The output is a matrix where the rows are the number of i and columns the number of j. The value is the percentage (range 0 to 1) of simulations where Phenomiser corrected ranked the disease of target number 1.

Usage in detail

Help information

Run the app with "-h" to print out a list of all arguments:

Usage: java -jar PhenomiserApp.jar [options] [command] [command options]
  Options:
    -h, --help
      display this help message
  Commands:
    precompute      Precompute similarity score distributions
      Usage: precompute [options]
        Options:
          -cachePath, --cachePath
            specify the path to save precomputed data
          -da, --disease_annotation
            specify the path to disease annotation file .hpoa
          -hpo, --hpo_path
            specify the path to hp.obo
          -sampling, --sampling-range
            range of HPO terms to create similarity distributions for. Max 10
            Default: [1, 10]
          -debug
            use debug mode
            Default: false
          -numThreads
            specify the number of threads
            Default: 4

    query      Query with a list of HPO terms and rank diseases based on 
            similarity score
      Usage: query [options]
        Options:
          -cachePath, --cachePath
            specify the path to save precomputed data
            Default: /Users/zhangx/Phenomiser_data
          -db, --diseaseDB
            choose disease database [OMIM,ORPHA]
            Default: OMIM
          -da, --disease_annotation
            specify the path to disease annotation file
          -hpo, --hpo_path
            specify the path to hp.obo
          -o, --output
            specify output path
          -query, --query-terms
            specify HPO terms to query

    grid      Grid search for simulation of phenotype-only cases
      Usage: grid [options]
        Options:
          -cachePath, --cachePath
            specify the path to save precomputed data
            Default: /Users/zhangx/Phenomiser_data
          -db, --diseaseDB
            choose disease database [OMIM,ORPHA]
            Default: OMIM
          -da, --disease_annotation
            specify the path to disease annotation file
          -hpo, --hpo_path
            specify the path to hp.obo
          -i, --imprecision
            Use imprecision?
            Default: false
          -signal, --n-diseaseTerm
            Number of disease terms
            Default: 10
          -c, --n_cases
            Number of cases to simulate
            Default: 100
          -noise, --noise
            Number of noise terms
            Default: 5
          -o, --output
            Output path
          -seed, --set.seed
            Set random number generator seed for simulation

How to set precompute parameters

We recommend running this command on a cluster, and download the cached folder to your personal computer for query (you still need a large RAM to read in the serialized data).

Two parameters are critical:

numThreads Increase the number if you can request more CPU. We tested 40 CPU and can finish the job in about 20 hours.
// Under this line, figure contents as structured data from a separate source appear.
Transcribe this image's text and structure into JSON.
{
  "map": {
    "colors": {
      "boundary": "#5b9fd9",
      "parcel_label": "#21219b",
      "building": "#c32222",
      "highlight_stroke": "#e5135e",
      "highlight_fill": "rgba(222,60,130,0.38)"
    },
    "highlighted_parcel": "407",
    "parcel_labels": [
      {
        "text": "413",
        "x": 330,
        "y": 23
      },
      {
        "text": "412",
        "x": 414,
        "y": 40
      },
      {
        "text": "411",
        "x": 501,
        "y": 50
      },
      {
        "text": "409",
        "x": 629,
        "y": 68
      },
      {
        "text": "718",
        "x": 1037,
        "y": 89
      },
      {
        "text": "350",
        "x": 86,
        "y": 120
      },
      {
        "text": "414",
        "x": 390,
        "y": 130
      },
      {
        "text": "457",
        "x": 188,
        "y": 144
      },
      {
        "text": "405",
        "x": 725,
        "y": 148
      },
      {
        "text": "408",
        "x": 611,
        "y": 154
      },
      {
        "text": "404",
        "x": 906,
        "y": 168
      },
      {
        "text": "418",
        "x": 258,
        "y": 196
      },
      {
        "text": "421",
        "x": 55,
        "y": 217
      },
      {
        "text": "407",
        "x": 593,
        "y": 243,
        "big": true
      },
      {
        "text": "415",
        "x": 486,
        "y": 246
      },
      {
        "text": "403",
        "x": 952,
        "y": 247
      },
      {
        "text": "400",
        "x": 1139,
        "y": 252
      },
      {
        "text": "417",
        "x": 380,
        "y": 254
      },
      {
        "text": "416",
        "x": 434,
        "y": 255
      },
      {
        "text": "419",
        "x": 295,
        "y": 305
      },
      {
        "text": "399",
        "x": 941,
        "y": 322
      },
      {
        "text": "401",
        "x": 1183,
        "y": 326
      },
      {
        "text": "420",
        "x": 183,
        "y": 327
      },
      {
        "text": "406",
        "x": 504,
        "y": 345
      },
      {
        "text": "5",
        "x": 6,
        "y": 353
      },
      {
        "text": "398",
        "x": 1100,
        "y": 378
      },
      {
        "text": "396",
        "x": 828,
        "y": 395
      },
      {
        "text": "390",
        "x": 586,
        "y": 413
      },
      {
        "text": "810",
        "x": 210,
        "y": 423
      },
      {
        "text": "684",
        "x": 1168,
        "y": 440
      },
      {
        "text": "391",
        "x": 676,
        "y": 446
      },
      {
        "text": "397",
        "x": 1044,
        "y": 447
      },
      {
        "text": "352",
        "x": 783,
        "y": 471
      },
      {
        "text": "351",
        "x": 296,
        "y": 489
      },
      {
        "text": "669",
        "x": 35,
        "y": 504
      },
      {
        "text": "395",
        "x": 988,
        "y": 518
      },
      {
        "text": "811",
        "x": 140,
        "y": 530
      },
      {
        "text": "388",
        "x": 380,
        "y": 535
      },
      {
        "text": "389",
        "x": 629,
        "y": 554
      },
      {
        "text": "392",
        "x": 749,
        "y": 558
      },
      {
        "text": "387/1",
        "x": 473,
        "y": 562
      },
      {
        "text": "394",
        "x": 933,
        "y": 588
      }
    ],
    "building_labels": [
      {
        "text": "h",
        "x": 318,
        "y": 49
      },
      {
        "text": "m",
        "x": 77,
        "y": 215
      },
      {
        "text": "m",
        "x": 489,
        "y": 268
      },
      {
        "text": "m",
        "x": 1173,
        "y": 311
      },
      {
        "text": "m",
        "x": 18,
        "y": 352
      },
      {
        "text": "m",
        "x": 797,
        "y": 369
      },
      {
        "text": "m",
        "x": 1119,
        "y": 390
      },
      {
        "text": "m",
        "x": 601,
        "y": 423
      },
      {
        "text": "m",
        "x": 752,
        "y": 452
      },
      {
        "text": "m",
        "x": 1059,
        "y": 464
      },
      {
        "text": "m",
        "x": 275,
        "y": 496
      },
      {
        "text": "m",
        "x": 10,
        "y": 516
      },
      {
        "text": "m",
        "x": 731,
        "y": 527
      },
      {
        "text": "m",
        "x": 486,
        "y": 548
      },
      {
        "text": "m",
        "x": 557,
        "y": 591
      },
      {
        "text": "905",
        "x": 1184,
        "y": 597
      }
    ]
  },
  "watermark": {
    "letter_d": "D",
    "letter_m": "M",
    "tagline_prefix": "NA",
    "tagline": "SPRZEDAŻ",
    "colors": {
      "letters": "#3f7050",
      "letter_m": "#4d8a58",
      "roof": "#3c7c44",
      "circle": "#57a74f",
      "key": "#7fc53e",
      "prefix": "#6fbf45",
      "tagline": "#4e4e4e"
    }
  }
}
sampling We recommend using the default value of 1 - 10. There is no need to increase the max value above 10, as the score distributions will not change much above 10. If you change the numbers, you have to make sure that the number of query terms fall within the range.

How to access cached data

Default caching data is under HOME/Phenomiser_data. You can use "-cachePath" if you want to overwrite the default setting.